On the psycho-physical level, it is the night before dawn which is supposed to be most dense and yet impregnated with the first rays of the
dawn. The night is darkest before dawn ”because the darkness tries to prevent the light from coming” explains the Mother. The Night that "lay stretched immobile", is in reality ”a power of fallen boundless
self". It is Consciousness in Light, which by "cutting himself from his Origin, he went down and down towards Unconsciousness.” It is the fallen archangel, Satan, the power of darkness and inconscience. It
is ”between the first and the last Nothingness”, that is to say, it is between the zero here below and the Sunya beyond the superconsciousness. ”In between is the world of night, the world of gestation where
the gods are asleep”, comments Nolinida. This power, this Night,
”Recalling the tenebrous womb from which it came,
Turned from the insoluble mystery of birth
And the tardy process of mortality
And longed to reach its end in vacant Nought”.
The Night "recalls the tenebrous womb", the place of its birth, the Hiranyagarbha, the golden womb which has in itself in an embryo stage all
the future forms of evolution. This Night shrinks from the very thought of starting upon a new cycle of evolution, of "the mystery of birth" and the tiring "process of mortality".

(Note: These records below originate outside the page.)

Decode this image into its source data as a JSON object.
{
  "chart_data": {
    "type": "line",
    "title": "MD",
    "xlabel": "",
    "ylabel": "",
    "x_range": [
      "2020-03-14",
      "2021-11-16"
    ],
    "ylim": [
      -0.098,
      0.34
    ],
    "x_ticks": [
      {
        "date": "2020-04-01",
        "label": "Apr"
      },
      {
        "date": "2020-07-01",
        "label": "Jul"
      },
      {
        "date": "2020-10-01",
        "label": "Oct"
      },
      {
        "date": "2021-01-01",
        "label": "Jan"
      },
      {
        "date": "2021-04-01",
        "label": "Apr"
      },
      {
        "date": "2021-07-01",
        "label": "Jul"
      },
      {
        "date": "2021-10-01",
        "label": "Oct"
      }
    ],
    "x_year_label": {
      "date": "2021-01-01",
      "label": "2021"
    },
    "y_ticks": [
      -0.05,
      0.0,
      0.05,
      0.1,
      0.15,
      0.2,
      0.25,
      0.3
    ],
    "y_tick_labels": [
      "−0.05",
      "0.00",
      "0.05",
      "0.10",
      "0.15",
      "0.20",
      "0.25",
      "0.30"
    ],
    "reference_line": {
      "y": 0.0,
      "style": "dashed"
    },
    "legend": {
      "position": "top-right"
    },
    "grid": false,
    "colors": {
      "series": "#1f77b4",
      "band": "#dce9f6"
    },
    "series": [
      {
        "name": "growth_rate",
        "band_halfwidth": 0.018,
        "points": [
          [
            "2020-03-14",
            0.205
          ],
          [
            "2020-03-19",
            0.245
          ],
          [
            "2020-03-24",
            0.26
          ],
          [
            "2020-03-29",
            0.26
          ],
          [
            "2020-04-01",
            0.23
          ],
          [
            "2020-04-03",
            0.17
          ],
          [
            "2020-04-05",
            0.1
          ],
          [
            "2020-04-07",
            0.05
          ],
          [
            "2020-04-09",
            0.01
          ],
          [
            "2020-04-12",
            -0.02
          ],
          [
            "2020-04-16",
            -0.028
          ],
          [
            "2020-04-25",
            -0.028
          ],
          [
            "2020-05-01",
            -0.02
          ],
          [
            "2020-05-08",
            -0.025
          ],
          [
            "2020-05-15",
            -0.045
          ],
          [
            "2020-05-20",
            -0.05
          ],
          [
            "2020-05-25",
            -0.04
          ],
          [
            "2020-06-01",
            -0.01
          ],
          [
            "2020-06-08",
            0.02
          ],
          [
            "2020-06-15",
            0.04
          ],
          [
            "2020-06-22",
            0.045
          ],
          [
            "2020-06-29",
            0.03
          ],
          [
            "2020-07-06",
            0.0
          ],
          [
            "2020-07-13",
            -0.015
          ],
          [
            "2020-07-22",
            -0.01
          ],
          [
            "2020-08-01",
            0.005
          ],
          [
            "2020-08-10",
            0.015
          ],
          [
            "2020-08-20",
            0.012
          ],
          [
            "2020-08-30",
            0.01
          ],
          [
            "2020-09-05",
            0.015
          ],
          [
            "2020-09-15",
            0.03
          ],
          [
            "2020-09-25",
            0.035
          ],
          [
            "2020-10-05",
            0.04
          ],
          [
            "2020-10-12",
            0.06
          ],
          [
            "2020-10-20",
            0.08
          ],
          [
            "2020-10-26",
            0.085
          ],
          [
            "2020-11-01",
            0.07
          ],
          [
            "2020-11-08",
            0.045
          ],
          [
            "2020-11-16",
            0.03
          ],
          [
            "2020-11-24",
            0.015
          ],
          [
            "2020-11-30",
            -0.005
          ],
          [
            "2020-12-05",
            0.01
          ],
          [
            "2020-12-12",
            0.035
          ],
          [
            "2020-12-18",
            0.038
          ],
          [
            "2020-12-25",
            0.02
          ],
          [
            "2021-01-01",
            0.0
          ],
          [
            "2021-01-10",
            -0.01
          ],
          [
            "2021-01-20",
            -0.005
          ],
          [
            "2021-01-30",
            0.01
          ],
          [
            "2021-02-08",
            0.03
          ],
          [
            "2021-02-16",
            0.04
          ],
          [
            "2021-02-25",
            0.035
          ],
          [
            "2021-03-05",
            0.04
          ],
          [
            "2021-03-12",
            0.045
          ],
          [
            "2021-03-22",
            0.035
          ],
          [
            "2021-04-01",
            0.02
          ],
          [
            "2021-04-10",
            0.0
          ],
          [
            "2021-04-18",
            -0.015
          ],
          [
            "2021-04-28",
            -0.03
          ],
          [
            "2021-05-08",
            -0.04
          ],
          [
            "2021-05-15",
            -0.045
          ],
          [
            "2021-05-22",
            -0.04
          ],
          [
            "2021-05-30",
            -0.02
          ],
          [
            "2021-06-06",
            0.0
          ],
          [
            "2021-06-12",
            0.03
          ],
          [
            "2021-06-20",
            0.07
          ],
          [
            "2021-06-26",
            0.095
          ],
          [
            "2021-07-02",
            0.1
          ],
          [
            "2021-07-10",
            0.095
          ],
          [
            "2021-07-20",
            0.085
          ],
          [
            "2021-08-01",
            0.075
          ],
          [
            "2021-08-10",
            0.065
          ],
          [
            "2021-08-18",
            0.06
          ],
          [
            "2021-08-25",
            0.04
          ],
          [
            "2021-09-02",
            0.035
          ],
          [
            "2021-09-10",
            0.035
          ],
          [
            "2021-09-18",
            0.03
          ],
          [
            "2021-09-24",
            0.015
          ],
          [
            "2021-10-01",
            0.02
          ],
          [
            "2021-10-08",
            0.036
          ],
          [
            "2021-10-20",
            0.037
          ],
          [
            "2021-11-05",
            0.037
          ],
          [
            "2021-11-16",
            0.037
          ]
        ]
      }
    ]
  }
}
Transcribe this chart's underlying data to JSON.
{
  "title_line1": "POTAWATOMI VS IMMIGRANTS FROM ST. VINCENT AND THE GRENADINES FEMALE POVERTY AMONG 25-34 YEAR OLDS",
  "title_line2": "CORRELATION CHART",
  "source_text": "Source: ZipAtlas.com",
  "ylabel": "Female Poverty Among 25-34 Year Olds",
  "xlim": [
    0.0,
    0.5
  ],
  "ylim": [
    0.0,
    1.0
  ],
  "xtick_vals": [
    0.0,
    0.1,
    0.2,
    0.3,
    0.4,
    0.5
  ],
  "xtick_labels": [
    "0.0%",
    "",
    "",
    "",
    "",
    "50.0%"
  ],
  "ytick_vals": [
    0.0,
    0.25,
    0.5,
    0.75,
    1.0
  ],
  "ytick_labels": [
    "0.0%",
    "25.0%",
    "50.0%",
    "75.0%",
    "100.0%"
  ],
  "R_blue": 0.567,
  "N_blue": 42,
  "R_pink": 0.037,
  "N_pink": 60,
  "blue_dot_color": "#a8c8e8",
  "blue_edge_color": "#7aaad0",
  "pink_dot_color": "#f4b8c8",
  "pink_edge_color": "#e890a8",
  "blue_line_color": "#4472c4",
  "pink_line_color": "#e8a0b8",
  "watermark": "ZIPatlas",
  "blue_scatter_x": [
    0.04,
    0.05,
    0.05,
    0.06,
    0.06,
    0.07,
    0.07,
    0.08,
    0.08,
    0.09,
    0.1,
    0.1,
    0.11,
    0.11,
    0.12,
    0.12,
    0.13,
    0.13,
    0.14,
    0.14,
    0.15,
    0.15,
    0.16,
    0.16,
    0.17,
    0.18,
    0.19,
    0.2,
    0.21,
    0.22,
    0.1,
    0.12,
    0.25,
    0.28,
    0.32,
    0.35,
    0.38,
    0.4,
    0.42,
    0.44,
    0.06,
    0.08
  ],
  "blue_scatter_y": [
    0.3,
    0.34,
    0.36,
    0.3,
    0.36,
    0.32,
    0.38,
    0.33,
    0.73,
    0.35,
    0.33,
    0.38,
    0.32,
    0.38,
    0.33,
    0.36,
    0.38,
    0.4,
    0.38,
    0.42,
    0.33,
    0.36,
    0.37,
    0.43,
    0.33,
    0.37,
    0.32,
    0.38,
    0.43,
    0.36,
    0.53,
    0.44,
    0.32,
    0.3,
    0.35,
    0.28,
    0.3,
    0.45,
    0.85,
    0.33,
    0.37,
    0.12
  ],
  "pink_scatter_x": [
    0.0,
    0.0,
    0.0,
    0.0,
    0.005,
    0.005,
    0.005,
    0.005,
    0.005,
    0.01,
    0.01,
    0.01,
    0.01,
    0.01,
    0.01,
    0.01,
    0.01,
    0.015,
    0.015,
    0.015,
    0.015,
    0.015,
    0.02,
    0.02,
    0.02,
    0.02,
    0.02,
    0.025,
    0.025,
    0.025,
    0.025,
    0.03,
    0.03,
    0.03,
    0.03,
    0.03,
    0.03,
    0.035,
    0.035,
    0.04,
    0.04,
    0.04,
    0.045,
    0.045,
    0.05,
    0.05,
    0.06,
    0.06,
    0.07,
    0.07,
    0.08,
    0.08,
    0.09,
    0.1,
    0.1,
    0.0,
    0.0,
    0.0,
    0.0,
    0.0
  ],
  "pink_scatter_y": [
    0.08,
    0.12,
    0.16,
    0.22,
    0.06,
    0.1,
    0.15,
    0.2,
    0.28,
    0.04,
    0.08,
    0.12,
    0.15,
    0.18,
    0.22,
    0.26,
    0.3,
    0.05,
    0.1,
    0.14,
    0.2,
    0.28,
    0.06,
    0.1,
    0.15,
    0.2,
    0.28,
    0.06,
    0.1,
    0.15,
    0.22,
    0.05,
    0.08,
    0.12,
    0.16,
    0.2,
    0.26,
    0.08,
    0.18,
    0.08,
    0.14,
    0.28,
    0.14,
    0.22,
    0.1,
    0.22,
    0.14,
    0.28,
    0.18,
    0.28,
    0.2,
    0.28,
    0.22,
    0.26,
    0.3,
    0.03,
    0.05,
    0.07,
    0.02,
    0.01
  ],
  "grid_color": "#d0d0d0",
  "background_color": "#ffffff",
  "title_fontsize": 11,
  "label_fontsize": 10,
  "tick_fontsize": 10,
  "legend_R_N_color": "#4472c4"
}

In itself, the mystery of birth is insoluble because we, who are part of this birth, cannot understand the purpose and origin of our birth. Is it the
body that is born or is it the soul that takes birth? Why the birth of infinite multiplicity? For what end? And this "mystery of birth" repeats itself endlessly as there emerge new forms in the
evolutionary process. The endless process of mortality is "tardy", wearisome, burdensome. And, the very thought of all these vibrations and formations of creativity make the Night long ”to reach its end in
vacant nought”. It is as though the Night wants to send back into the tenebrous womb from which it came.
"The Mind of this Night”, explains A. B. Purani, ”wanted even to end itself in mere nothingness rather than undertake the fast. It is
when her mind consents that cosmos can come into being". That is to say, the Night has to be ready to receive the Higher Light, the will of the Transcendent, the Fiat of the Supreme and only then can evolution
begin. Does the Night receive the "Message" of the Deity?